An authoritative reference resource, the book sits in the libraries of politicians, diplomats, scholars, researchers, law enforcement officials and activists around the world who are involved in coping with religious issues in their countries. The book examines religion and violence through the lens of many cultures, philosophies and disciplines. It also examines such topics as slavery and violence against women, as well as offering hope and peace-building strategies for the future.
“Until 9/11, most people saw religious violence as something of the past because of the growth of freedom and democracy in the secular societies of Europe and America,” says Selengut. “That’s not true. Contrary to predictions, religion has become more central to world politics. That’s why it’s important to attempt to understand the current effervescence of religious violence we’re seeing in society today. You can’t solve a problem until you can name it and understand its origin and reality.”
Selengut has lectured at conferences worldwide on the rise of fundamentalist religion and violence and spoken many times at the United Nations addressing topics related to the genesis of religious violence. “Religion has two faces,” he says. “One is love, concern and helping the poor and disenfranchised.

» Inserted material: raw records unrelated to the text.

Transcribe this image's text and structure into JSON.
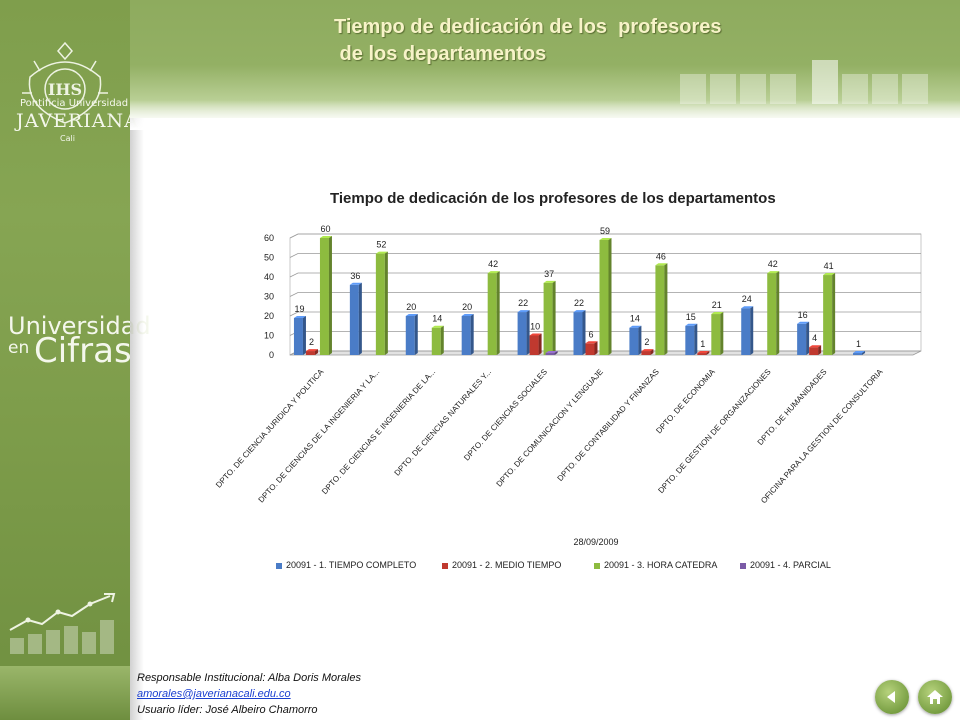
{
  "sidebar": {
    "logo_line1": "Pontificia Universidad",
    "logo_line2": "JAVERIANA",
    "logo_line3": "Cali",
    "brand_line1": "Universidad",
    "brand_line2": "en",
    "brand_line3": "Cifras",
    "logo_icon": "university-crest-icon",
    "graph_icon": "growth-chart-icon"
  },
  "header": {
    "title": "Tiempo de dedicación de los  profesores\n de los departamentos",
    "title_color": "#f7f3c8"
  },
  "chart_data": {
    "type": "bar",
    "title": "Tiempo de dedicación de los profesores de los departamentos",
    "xlabel": "28/09/2009",
    "ylabel": "",
    "ylim": [
      0,
      60
    ],
    "yticks": [
      0,
      10,
      20,
      30,
      40,
      50,
      60
    ],
    "legend_position": "bottom",
    "grid": true,
    "categories": [
      "DPTO. DE CIENCIA JURIDICA Y POLITICA",
      "DPTO. DE CIENCIAS DE LA INGENIERIA Y LA...",
      "DPTO. DE CIENCIAS E INGENIERIA DE LA...",
      "DPTO. DE CIENCIAS NATURALES Y...",
      "DPTO. DE CIENCIAS SOCIALES",
      "DPTO. DE COMUNICACION Y LENGUAJE",
      "DPTO. DE CONTABILIDAD Y FINANZAS",
      "DPTO. DE ECONOMIA",
      "DPTO. DE GESTION DE ORGANIZACIONES",
      "DPTO. DE HUMANIDADES",
      "OFICINA PARA LA GESTION DE CONSULTORIA"
    ],
    "series": [
      {
        "name": "20091 - 1. TIEMPO COMPLETO",
        "color": "#4a7cc7",
        "values": [
          19,
          36,
          20,
          20,
          22,
          22,
          14,
          15,
          24,
          16,
          1
        ]
      },
      {
        "name": "20091 - 2. MEDIO TIEMPO",
        "color": "#c0392f",
        "values": [
          2,
          null,
          null,
          null,
          10,
          6,
          2,
          1,
          null,
          4,
          null
        ]
      },
      {
        "name": "20091 - 3. HORA CATEDRA",
        "color": "#8dbb3f",
        "values": [
          60,
          52,
          14,
          42,
          37,
          59,
          46,
          21,
          42,
          41,
          null
        ]
      },
      {
        "name": "20091 - 4. PARCIAL",
        "color": "#7a5aa6",
        "values": [
          null,
          null,
          null,
          null,
          1,
          null,
          null,
          null,
          null,
          null,
          null
        ]
      }
    ],
    "data_labels_shown": [
      [
        true,
        true,
        true,
        true,
        true,
        true,
        true,
        true,
        true,
        true,
        true
      ],
      [
        true,
        false,
        false,
        false,
        true,
        true,
        true,
        true,
        false,
        true,
        false
      ],
      [
        true,
        true,
        true,
        true,
        true,
        true,
        true,
        true,
        true,
        true,
        false
      ],
      [
        false,
        false,
        false,
        false,
        false,
        false,
        false,
        false,
        false,
        false,
        false
      ]
    ]
  },
  "footer": {
    "responsible": "Responsable Institucional: Alba Doris Morales",
    "email": "amorales@javerianacali.edu.co",
    "leader": "Usuario líder: José Albeiro Chamorro"
  },
  "nav": {
    "back_icon": "back-arrow-icon",
    "home_icon": "home-icon"
  }
}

The other face is ‘We are right and everyone else is wrong, so we can legitimately kill in the name of religion.’” He says it is important to acknowledge both of those realities.
One of the most common misconceptions about religious violence, he adds, is the stereotype that the perpetrators of violence are uneducated, maladjusted or stupid. He says that many fundamentalist believers are educated and intelligent. Their violence is a genuine extension of their religious beliefs. “There seems to be an inability on the part of many people in Europe and America to acknowledge the continuing importance of religion in other parts of the world,” Selengut says.

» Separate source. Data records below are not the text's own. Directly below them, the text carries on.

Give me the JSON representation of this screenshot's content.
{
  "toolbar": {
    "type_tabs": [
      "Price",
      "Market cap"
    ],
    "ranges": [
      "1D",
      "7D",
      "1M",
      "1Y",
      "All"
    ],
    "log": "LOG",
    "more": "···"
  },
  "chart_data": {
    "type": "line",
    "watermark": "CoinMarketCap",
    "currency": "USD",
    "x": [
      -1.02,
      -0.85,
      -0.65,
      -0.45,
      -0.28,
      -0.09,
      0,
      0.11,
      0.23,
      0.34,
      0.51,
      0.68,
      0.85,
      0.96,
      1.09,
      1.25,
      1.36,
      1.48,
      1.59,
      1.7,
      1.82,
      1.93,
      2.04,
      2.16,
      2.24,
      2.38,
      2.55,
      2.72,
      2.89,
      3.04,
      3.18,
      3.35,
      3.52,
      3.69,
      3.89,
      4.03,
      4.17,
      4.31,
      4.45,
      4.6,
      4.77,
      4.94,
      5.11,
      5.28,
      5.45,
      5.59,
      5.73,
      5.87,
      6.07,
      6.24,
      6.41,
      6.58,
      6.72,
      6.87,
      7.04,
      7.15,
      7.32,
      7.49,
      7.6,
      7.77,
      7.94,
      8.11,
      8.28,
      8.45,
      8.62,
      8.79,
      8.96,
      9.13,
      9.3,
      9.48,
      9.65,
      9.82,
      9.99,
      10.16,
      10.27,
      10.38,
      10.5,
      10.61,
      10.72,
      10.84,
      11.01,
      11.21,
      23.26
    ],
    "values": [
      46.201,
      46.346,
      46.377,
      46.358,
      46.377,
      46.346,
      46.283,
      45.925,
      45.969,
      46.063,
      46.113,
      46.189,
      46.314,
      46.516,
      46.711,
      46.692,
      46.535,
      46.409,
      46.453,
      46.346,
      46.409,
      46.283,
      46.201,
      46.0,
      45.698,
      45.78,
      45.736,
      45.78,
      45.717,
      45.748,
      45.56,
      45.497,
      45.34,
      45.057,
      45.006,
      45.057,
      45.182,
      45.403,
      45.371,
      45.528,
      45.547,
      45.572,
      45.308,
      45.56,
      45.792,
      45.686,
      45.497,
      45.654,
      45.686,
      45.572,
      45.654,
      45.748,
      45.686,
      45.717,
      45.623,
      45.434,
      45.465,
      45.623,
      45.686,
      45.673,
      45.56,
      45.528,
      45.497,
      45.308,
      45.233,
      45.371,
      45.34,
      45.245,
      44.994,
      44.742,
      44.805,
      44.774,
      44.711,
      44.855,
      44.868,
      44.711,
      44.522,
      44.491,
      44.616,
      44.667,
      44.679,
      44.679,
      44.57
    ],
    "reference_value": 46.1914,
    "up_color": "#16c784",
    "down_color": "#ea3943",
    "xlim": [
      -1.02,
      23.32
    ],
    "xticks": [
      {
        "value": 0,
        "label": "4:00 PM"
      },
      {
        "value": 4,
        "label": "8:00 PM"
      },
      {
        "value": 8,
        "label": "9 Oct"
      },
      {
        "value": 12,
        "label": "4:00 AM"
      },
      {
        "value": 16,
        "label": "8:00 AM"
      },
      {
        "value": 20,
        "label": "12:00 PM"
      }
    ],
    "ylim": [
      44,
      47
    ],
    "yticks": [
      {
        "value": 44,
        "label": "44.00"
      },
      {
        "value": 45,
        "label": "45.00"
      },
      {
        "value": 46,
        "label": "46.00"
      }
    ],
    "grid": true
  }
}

“Because of the nature of modern society in Europe and America, scholars and statesmen have been unwilling to acknowledge the power of religion and this is a terrible error,” he says. “What may at one point be a marginal religious group, half the time, could enter center stage. No one in the 1960s could have predicted the Christian extremism that exists at the center of US politics today.”

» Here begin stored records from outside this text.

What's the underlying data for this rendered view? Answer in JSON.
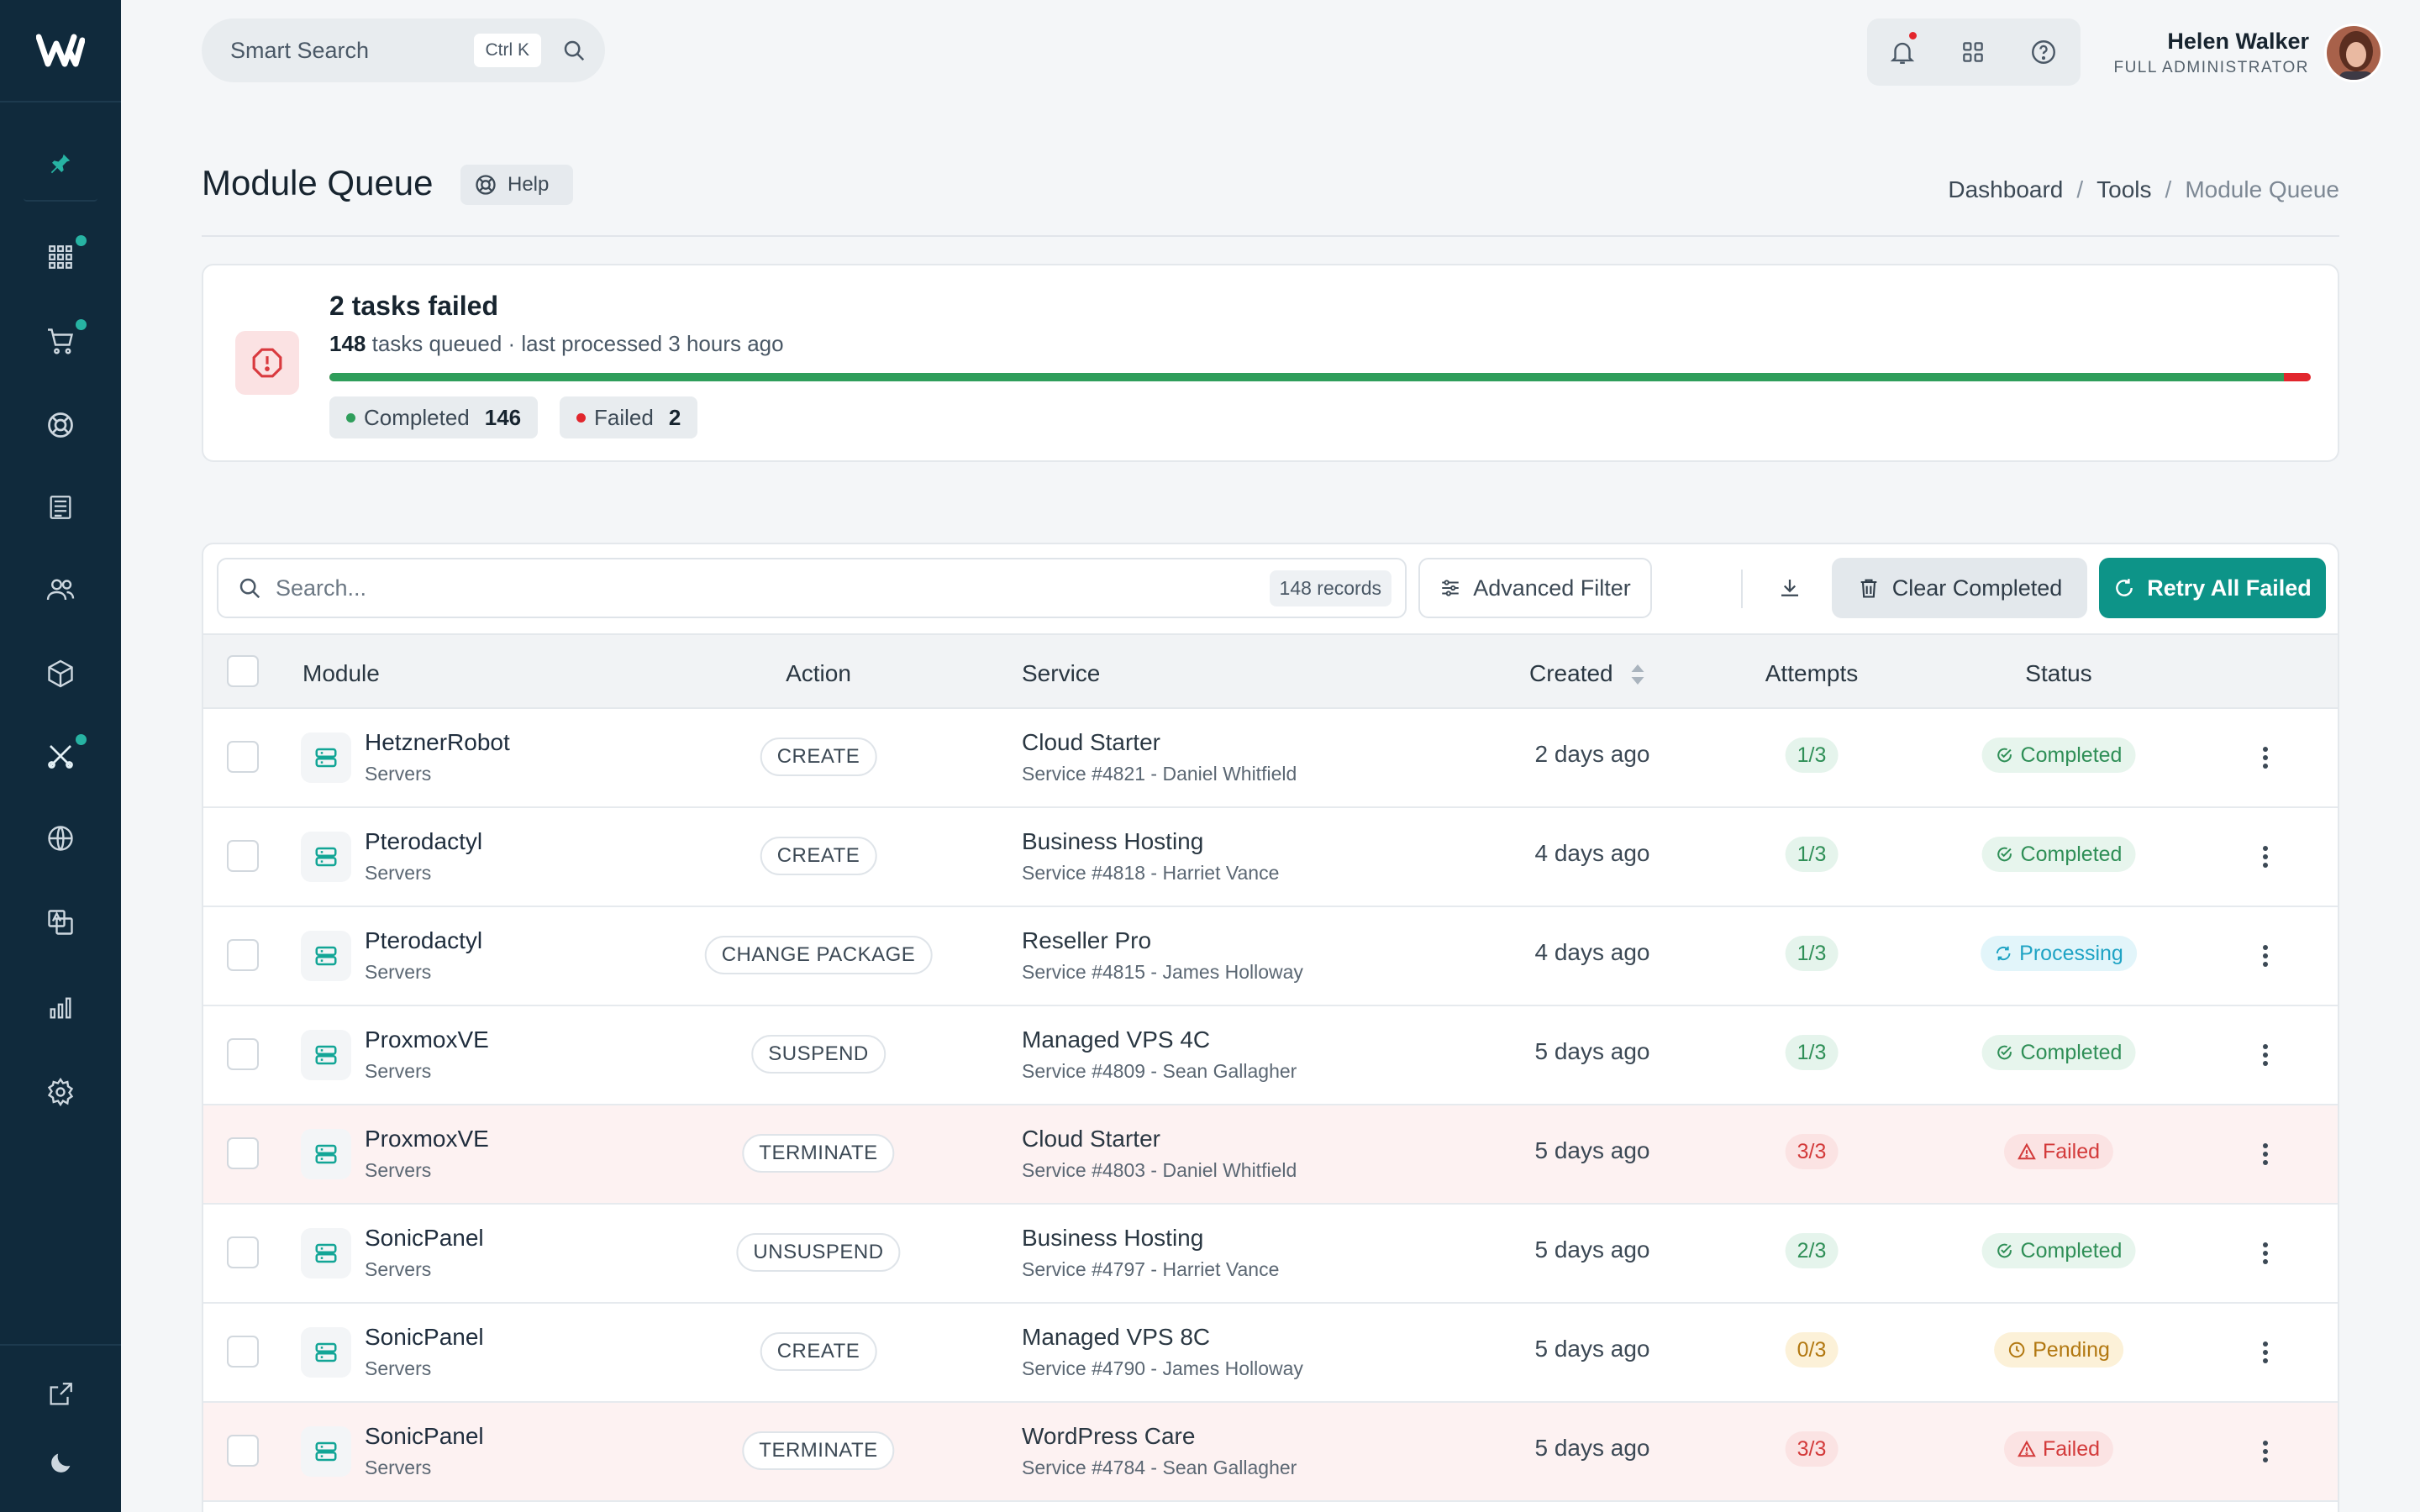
{
  "topbar": {
    "search_placeholder": "Smart Search",
    "shortcut": "Ctrl K",
    "user_name": "Helen Walker",
    "user_role": "FULL ADMINISTRATOR"
  },
  "page": {
    "title": "Module Queue",
    "help_label": "Help",
    "breadcrumb": [
      "Dashboard",
      "Tools",
      "Module Queue"
    ]
  },
  "summary": {
    "title": "2 tasks failed",
    "queued_count": "148",
    "queued_text": "tasks queued · last processed 3 hours ago",
    "completed_label": "Completed",
    "completed_count": "146",
    "failed_label": "Failed",
    "failed_count": "2",
    "completed_fraction": 0.9865
  },
  "toolbar": {
    "search_placeholder": "Search...",
    "records": "148 records",
    "filter_label": "Advanced Filter",
    "clear_label": "Clear Completed",
    "retry_label": "Retry All Failed"
  },
  "table": {
    "columns": [
      "Module",
      "Action",
      "Service",
      "Created",
      "Attempts",
      "Status"
    ],
    "rows": [
      {
        "module": "HetznerRobot",
        "type": "Servers",
        "action": "CREATE",
        "service": "Cloud Starter",
        "service_sub": "Service #4821 - Daniel Whitfield",
        "created": "2 days ago",
        "attempts": "1/3",
        "status": "Completed"
      },
      {
        "module": "Pterodactyl",
        "type": "Servers",
        "action": "CREATE",
        "service": "Business Hosting",
        "service_sub": "Service #4818 - Harriet Vance",
        "created": "4 days ago",
        "attempts": "1/3",
        "status": "Completed"
      },
      {
        "module": "Pterodactyl",
        "type": "Servers",
        "action": "CHANGE PACKAGE",
        "service": "Reseller Pro",
        "service_sub": "Service #4815 - James Holloway",
        "created": "4 days ago",
        "attempts": "1/3",
        "status": "Processing"
      },
      {
        "module": "ProxmoxVE",
        "type": "Servers",
        "action": "SUSPEND",
        "service": "Managed VPS 4C",
        "service_sub": "Service #4809 - Sean Gallagher",
        "created": "5 days ago",
        "attempts": "1/3",
        "status": "Completed"
      },
      {
        "module": "ProxmoxVE",
        "type": "Servers",
        "action": "TERMINATE",
        "service": "Cloud Starter",
        "service_sub": "Service #4803 - Daniel Whitfield",
        "created": "5 days ago",
        "attempts": "3/3",
        "status": "Failed"
      },
      {
        "module": "SonicPanel",
        "type": "Servers",
        "action": "UNSUSPEND",
        "service": "Business Hosting",
        "service_sub": "Service #4797 - Harriet Vance",
        "created": "5 days ago",
        "attempts": "2/3",
        "status": "Completed"
      },
      {
        "module": "SonicPanel",
        "type": "Servers",
        "action": "CREATE",
        "service": "Managed VPS 8C",
        "service_sub": "Service #4790 - James Holloway",
        "created": "5 days ago",
        "attempts": "0/3",
        "status": "Pending"
      },
      {
        "module": "SonicPanel",
        "type": "Servers",
        "action": "TERMINATE",
        "service": "WordPress Care",
        "service_sub": "Service #4784 - Sean Gallagher",
        "created": "5 days ago",
        "attempts": "3/3",
        "status": "Failed"
      }
    ]
  },
  "sidebar": {
    "items": [
      "pin-icon",
      "apps-icon",
      "cart-icon",
      "support-icon",
      "billing-icon",
      "users-icon",
      "package-icon",
      "tools-icon",
      "globe-icon",
      "translate-icon",
      "reports-icon",
      "settings-icon",
      "external-link-icon",
      "moon-icon"
    ]
  },
  "colors": {
    "sidebar": "#102a3c",
    "accent": "#0d9488",
    "success": "#2f9e5b",
    "danger": "#e1262d"
  }
}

Selengut has taught sociology at CCM for more than 40 years. During that time, he has published six books and numerous essays and monographs. He received his B.A. from Brooklyn College, his M.A. from New School University, and his Ph.D. from Drew University. Included among his honors and recognition, he was named a member of the McArthur Foundation “Project on Fundamentalism,” a National Endowment for the Humanities Fellow at Harvard University, and a 1997 finalist for the Carnegie Professor of the Year Award.
The Blackwell Companion to Religion and Violence is meant to educate its readers and provide them with enlightening viewpoints on the dynamics behind what is going on in the world today.